Colorado GOP Will Name Delegates, Presidential Preferences at National Convention

  • 8 Comments
  • by: Jason Salzman

(Promoted by Colorado Pols)

Colorado GOP chairman Steve House.
Colorado GOP chairman Steve House.

The Colorado Republican Party will post on its website the names of all the GOP activists who are running to be Colorado delegates at July’s Republican National Convention in Cleveland.

In a KLZ 560-AM interview last week, State GOP Chair Steve House said the list of candidates, which will appear on the website around Friday, will also include “whether they’re supporting someone [a prez candidate] or not.”

The public list could set off a furious effort among the remaining presidential candidates to either get their supporters elected as national delegates or win over the unbound candidates vying to be delegates to get their votes later.

Under Colorado GOP Party rules, Republicans who are running for one of the Colorado GOP’s 34 national delegate slots have the option of binding themselves to a specific presidential candidate, like Donald Trump. Or they can run “unbound” to a candidate, leaving themselves free to vote for any candidate during the first vote at the GOP National convention.

They make their choice known to the Colorado Republican Party on a form, titled “National Delegate Intent to Run Form,” that must be submitted 13 days prior to the April 9 Republican State Convention or the April 8 Congressional District Convention, where delegates are selected for the national Republican Convention. Delegates to those meetings are chosen from county and congressional district assemblies.

“You will see in about a week from Friday all the candidates who have applied to be national delegates and whether they’re supporting someone or not,” said Steve House on air March 17. “That will be on our website.”

Colorado Republicans eliminated their preference poll at their March 1 caucuses, so reporters have been unable to get a handle on how the state GOP will allocate its delegates. Some caucuses held nonbinding votes anyway, raising the possibility that national delegates who voted in straw polls may be bound to their straw-poll votes, per national GOP rules.

Colorado Republicans get 34 elected national-delegate spots. Three additional Colorado delegates are determined by the Republican National Committee.
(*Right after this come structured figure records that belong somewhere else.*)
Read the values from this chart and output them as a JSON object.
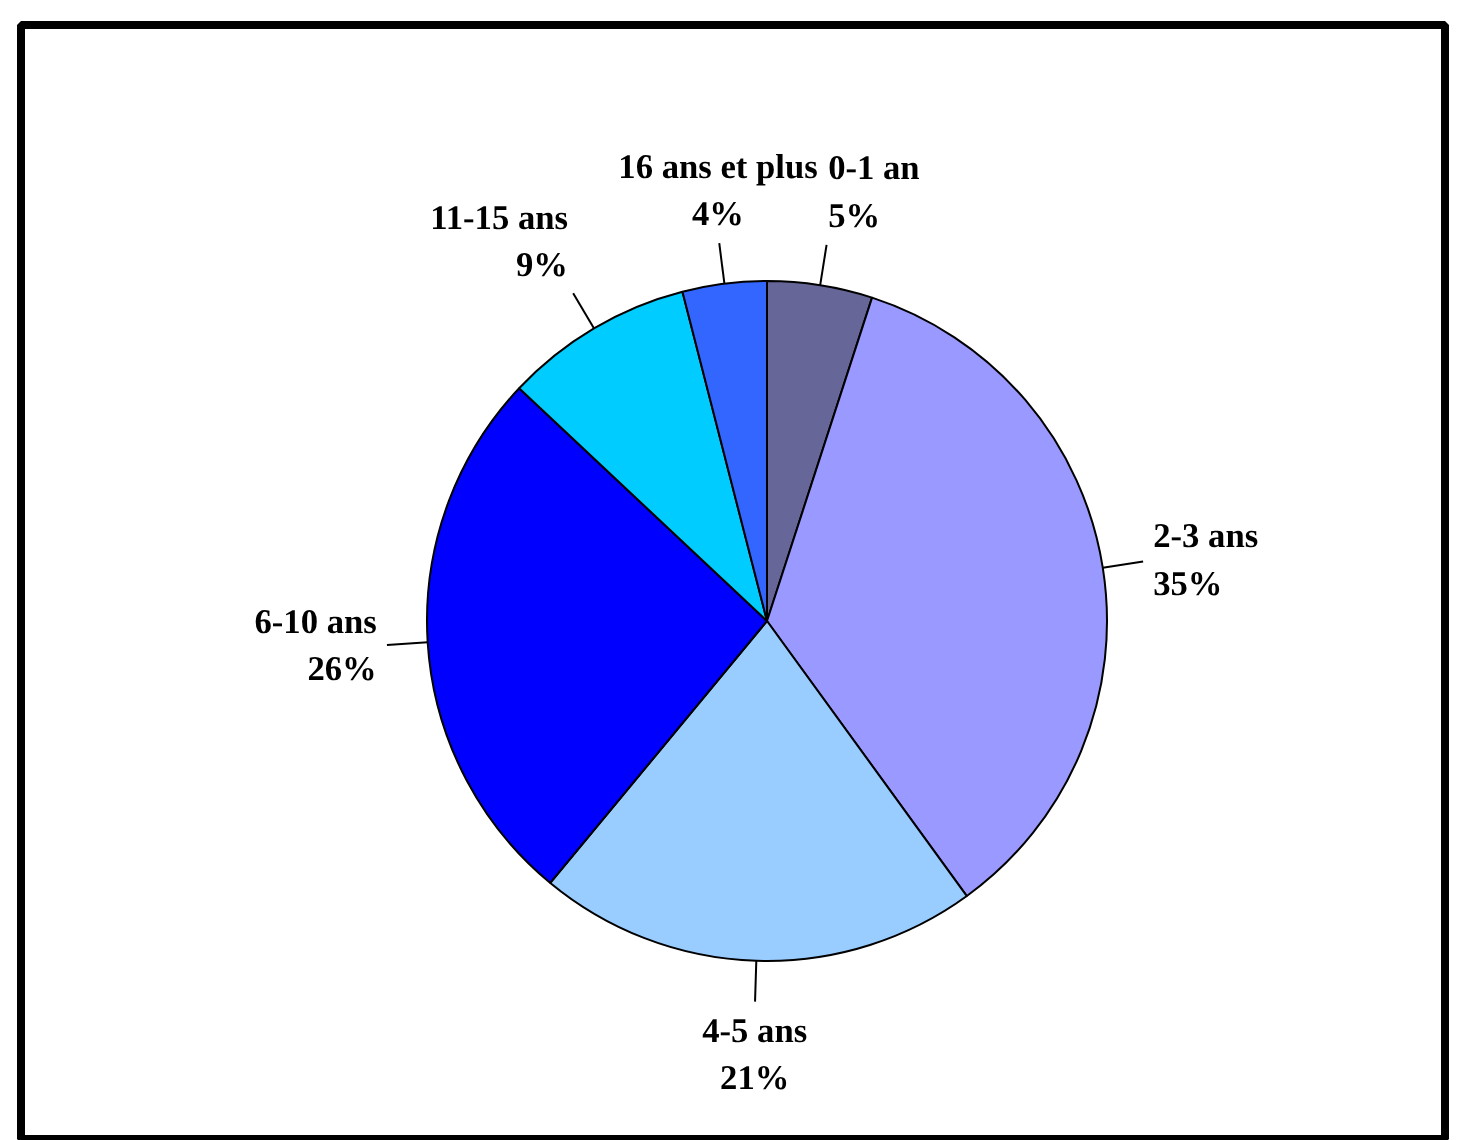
{
  "chart_data": {
    "type": "pie",
    "categories": [
      "0-1 an",
      "2-3 ans",
      "4-5 ans",
      "6-10 ans",
      "11-15 ans",
      "16 ans et plus"
    ],
    "values": [
      5,
      35,
      21,
      26,
      9,
      4
    ],
    "value_labels": [
      "5%",
      "35%",
      "21%",
      "26%",
      "9%",
      "4%"
    ],
    "colors": [
      "#666699",
      "#9999ff",
      "#99ccff",
      "#0000ff",
      "#00ccff",
      "#3366ff"
    ],
    "legend": false
  }
}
By rule, those three delegates are specificied to be the State GOP Chairman (House), the RNC Commmitteeman for Colorado (George Leing), and the RNC Committeewoman for Colorado (Lilly Nunez).
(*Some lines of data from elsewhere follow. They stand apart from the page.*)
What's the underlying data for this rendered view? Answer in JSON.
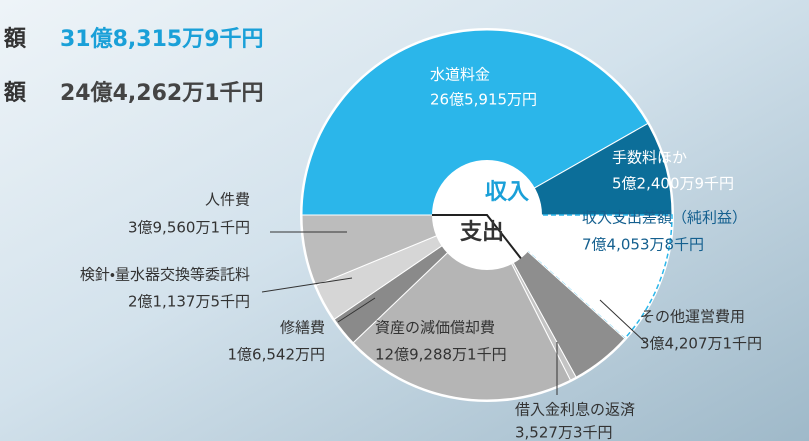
{
  "summary": [
    {
      "label": "額",
      "amount": "31億8,315万9千円"
    },
    {
      "label": "額",
      "amount": "24億4,262万1千円"
    }
  ],
  "chart_data": {
    "type": "split-pie",
    "halves": [
      {
        "name": "収入",
        "categories": [
          "水道料金",
          "手数料ほか"
        ],
        "values": [
          2659150000,
          524009000
        ],
        "value_labels": [
          "26億5,915万円",
          "5億2,400万9千円"
        ],
        "colors": [
          "#2bb6ea",
          "#0c6e99"
        ]
      },
      {
        "name": "支出",
        "categories": [
          "収入支出差額（純利益）",
          "その他運営費用",
          "借入金利息の返済",
          "資産の減価償却費",
          "修繕費",
          "検針・量水器交換等委託料",
          "人件費"
        ],
        "values": [
          740538000,
          342071000,
          35273000,
          1292881000,
          165420000,
          211375000,
          395601000
        ],
        "value_labels": [
          "7億4,053万8千円",
          "3億4,207万1千円",
          "3,527万3千円",
          "12億9,288万1千円",
          "1億6,542万円",
          "2億1,137万5千円",
          "3億9,560万1千円"
        ],
        "colors": [
          "#ffffff",
          "#8e8e8e",
          "#c4c4c4",
          "#b5b5b5",
          "#8a8a8a",
          "#d6d6d6",
          "#bcbcbc"
        ]
      }
    ]
  }
}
After the first vote at the GOP National Convention, all of Colorado’s delegates will become unbound and free to vote any candidate, according to House, who appeared on KLZ’s “Americhicks” show.
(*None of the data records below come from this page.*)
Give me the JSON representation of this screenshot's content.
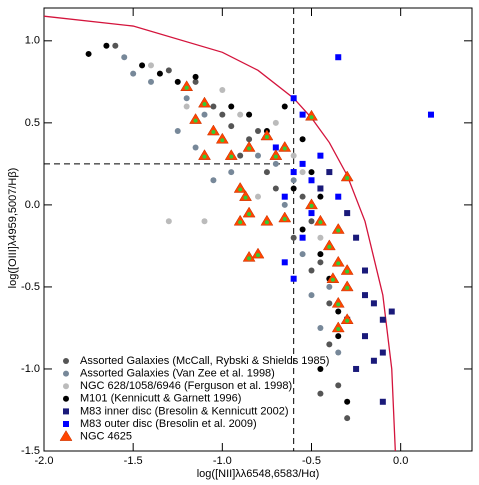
{
  "chart_data": {
    "type": "scatter",
    "x_label": "log([NII]λλ6548,6583/Hα)",
    "y_label": "log([OIII]λ4959,5007/Hβ)",
    "xlim": [
      -2.0,
      0.4
    ],
    "ylim": [
      -1.5,
      1.2
    ],
    "xticks": [
      {
        "value": -2.0,
        "label": "-2.0"
      },
      {
        "value": -1.5,
        "label": "-1.5"
      },
      {
        "value": -1.0,
        "label": "-1.0"
      },
      {
        "value": -0.5,
        "label": "-0.5"
      },
      {
        "value": 0.0,
        "label": "0.0"
      }
    ],
    "yticks": [
      {
        "value": -1.5,
        "label": "-1.5"
      },
      {
        "value": -1.0,
        "label": "-1.0"
      },
      {
        "value": -0.5,
        "label": "-0.5"
      },
      {
        "value": 0.0,
        "label": "0.0"
      },
      {
        "value": 0.5,
        "label": "0.5"
      },
      {
        "value": 1.0,
        "label": "1.0"
      }
    ],
    "legend": "lower left",
    "curve": {
      "color": "#d4143c",
      "x": [
        -2.0,
        -1.5,
        -1.0,
        -0.8,
        -0.6,
        -0.5,
        -0.4,
        -0.3,
        -0.2,
        -0.1,
        -0.05,
        -0.03
      ],
      "y": [
        1.15,
        1.09,
        0.93,
        0.82,
        0.65,
        0.53,
        0.38,
        0.18,
        -0.1,
        -0.55,
        -1.0,
        -1.5
      ]
    },
    "dashed": {
      "vx": -0.6,
      "hy": 0.25
    },
    "series": [
      {
        "name": "Assorted Galaxies (McCall, Rybski & Shields 1985)",
        "color": "#555555",
        "marker": "circle",
        "x": [
          -1.6,
          -1.3,
          -1.15,
          -1.05,
          -0.95,
          -0.9,
          -0.8,
          -0.75,
          -0.7,
          -0.65,
          -0.55,
          -0.5,
          -0.45,
          -0.4,
          -0.4,
          -0.35,
          -0.3,
          -0.45,
          -0.85,
          -1.0,
          -0.6,
          -0.5
        ],
        "values": [
          0.97,
          0.82,
          0.75,
          0.6,
          0.48,
          0.3,
          0.45,
          0.2,
          0.1,
          0.35,
          0.05,
          -0.1,
          -0.35,
          -0.6,
          -0.85,
          -1.1,
          -1.3,
          -1.15,
          0.4,
          0.55,
          -0.2,
          -0.4
        ]
      },
      {
        "name": "Assorted Galaxies (Van Zee et al. 1998)",
        "color": "#778899",
        "marker": "circle",
        "x": [
          -1.55,
          -1.5,
          -1.4,
          -1.2,
          -1.1,
          -1.0,
          -0.95,
          -0.9,
          -0.85,
          -0.8,
          -0.7,
          -0.65,
          -0.6,
          -0.55,
          -0.5,
          -0.45,
          -0.35,
          -0.4,
          -1.05,
          -1.15,
          -0.75,
          -1.25
        ],
        "values": [
          0.9,
          0.8,
          0.75,
          0.65,
          0.55,
          0.4,
          0.2,
          0.1,
          -0.05,
          0.3,
          0.25,
          0.0,
          0.15,
          -0.3,
          -0.55,
          -0.75,
          -0.9,
          -0.5,
          0.15,
          0.35,
          -0.1,
          0.45
        ]
      },
      {
        "name": "NGC 628/1058/6946 (Ferguson et al. 1998)",
        "color": "#bbbbbb",
        "marker": "circle",
        "x": [
          -1.4,
          -1.2,
          -1.0,
          -0.9,
          -1.1,
          -0.7,
          -0.6,
          -0.55,
          -0.45,
          -0.4,
          -1.3,
          -0.8
        ],
        "values": [
          0.85,
          0.6,
          0.7,
          0.55,
          -0.1,
          0.5,
          0.3,
          0.2,
          -0.2,
          -0.45,
          -0.1,
          0.05
        ]
      },
      {
        "name": "M101 (Kennicutt & Garnett 1996)",
        "color": "#000000",
        "marker": "circle",
        "x": [
          -1.75,
          -1.65,
          -1.45,
          -1.35,
          -1.25,
          -1.15,
          -0.95,
          -0.85,
          -0.75,
          -0.7,
          -0.65,
          -0.55,
          -0.5,
          -0.45,
          -0.45,
          -0.4,
          -0.35,
          -0.35,
          -0.3,
          -0.45,
          -0.55,
          -0.6
        ],
        "values": [
          0.92,
          0.97,
          0.85,
          0.8,
          0.75,
          0.78,
          0.6,
          0.55,
          0.45,
          0.3,
          0.6,
          0.4,
          0.2,
          0.05,
          -0.3,
          -0.45,
          -0.65,
          -0.8,
          -1.2,
          -1.0,
          -0.15,
          0.1
        ]
      },
      {
        "name": "M83 inner disc (Bresolin & Kennicutt 2002)",
        "color": "#1a1a7a",
        "marker": "square",
        "x": [
          -0.3,
          -0.25,
          -0.2,
          -0.2,
          -0.15,
          -0.1,
          -0.1,
          -0.15,
          -0.2,
          -0.05,
          -0.3,
          -0.25,
          -0.1,
          -0.4,
          -0.45
        ],
        "values": [
          -0.05,
          -0.2,
          -0.4,
          -0.55,
          -0.6,
          -0.7,
          -0.9,
          -0.95,
          -0.8,
          -0.65,
          -0.7,
          -1.0,
          -1.2,
          0.2,
          0.1
        ]
      },
      {
        "name": "M83 outer disc (Bresolin et al. 2009)",
        "color": "#0000ff",
        "marker": "square",
        "x": [
          -0.35,
          0.17,
          -0.6,
          -0.55,
          -0.55,
          -0.6,
          -0.5,
          -0.65,
          -0.55,
          -0.65,
          -0.6,
          -0.5,
          -0.45,
          -0.35,
          -0.7
        ],
        "values": [
          0.9,
          0.55,
          0.65,
          0.55,
          0.25,
          0.2,
          0.15,
          0.05,
          -0.2,
          -0.35,
          -0.45,
          -0.05,
          0.3,
          0.05,
          0.35
        ]
      },
      {
        "name": "NGC 4625",
        "color": "#ff4500",
        "marker": "triangle",
        "x": [
          -1.2,
          -1.1,
          -1.15,
          -1.05,
          -1.0,
          -0.85,
          -0.75,
          -0.7,
          -0.65,
          -1.1,
          -0.95,
          -0.9,
          -0.87,
          -0.85,
          -0.75,
          -0.65,
          -0.9,
          -0.8,
          -0.85,
          -0.5,
          -0.3,
          -0.5,
          -0.45,
          -0.35,
          -0.4,
          -0.35,
          -0.3,
          -0.3,
          -0.35,
          -0.3,
          -0.38,
          -0.35
        ],
        "values": [
          0.72,
          0.62,
          0.52,
          0.45,
          0.4,
          0.35,
          0.42,
          0.3,
          0.35,
          0.3,
          0.3,
          0.1,
          0.05,
          -0.05,
          -0.1,
          -0.08,
          -0.1,
          -0.3,
          -0.32,
          0.54,
          0.17,
          0.0,
          -0.1,
          -0.15,
          -0.25,
          -0.35,
          -0.4,
          -0.5,
          -0.6,
          -0.7,
          -0.45,
          -0.75
        ]
      }
    ]
  }
}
Steve House himself is going to the convention as an unbound delegate, and he’s likely to vote for one of the candidates who are in the race now, according to The Hill’s Jonathan Easley and Ben Kamisar.

House said that even if one of the candidates arrives with a strong plurality of delegates, he wouldn’t feel obligated to push that candidate across the finish line solely by virtue of them coming the closest.

“I’m looking at whether the candidate is a conservative and whether they can win in November,” he said. “I’m voting for the candidate that meets that criteria, period.”

House also said he will likely only support a candidate who is still running for president, rather than a “white knight” candidate, like Mitt Romney or [Paul] Ryan, who could be put forward in later ballots.

House told the Hill he’s being heavily lobbied:

“I’ve received hundreds of emails, and I’m getting phone calls from people telling me who they think should be president and why,” said Steve House, the chairman of the Republican Party in Colorado and an unbound delegate.

Comments

8 thoughts on “Colorado GOP Will Name Delegates, Presidential Preferences at National Convention

  1. Can we submit Moderatus and Andrew Carnegie as candidates for delegates?

    BTW, how much are candidates expected to pony up to run for delegate?

  2. This is confusing to me. Don't they have to pick their delegates at the State Convention? Wouldn't those preferences be set then once the delegates are selected? So wouldn't that mean that the Colorado delegation preferences (if any) would be set as of April 10?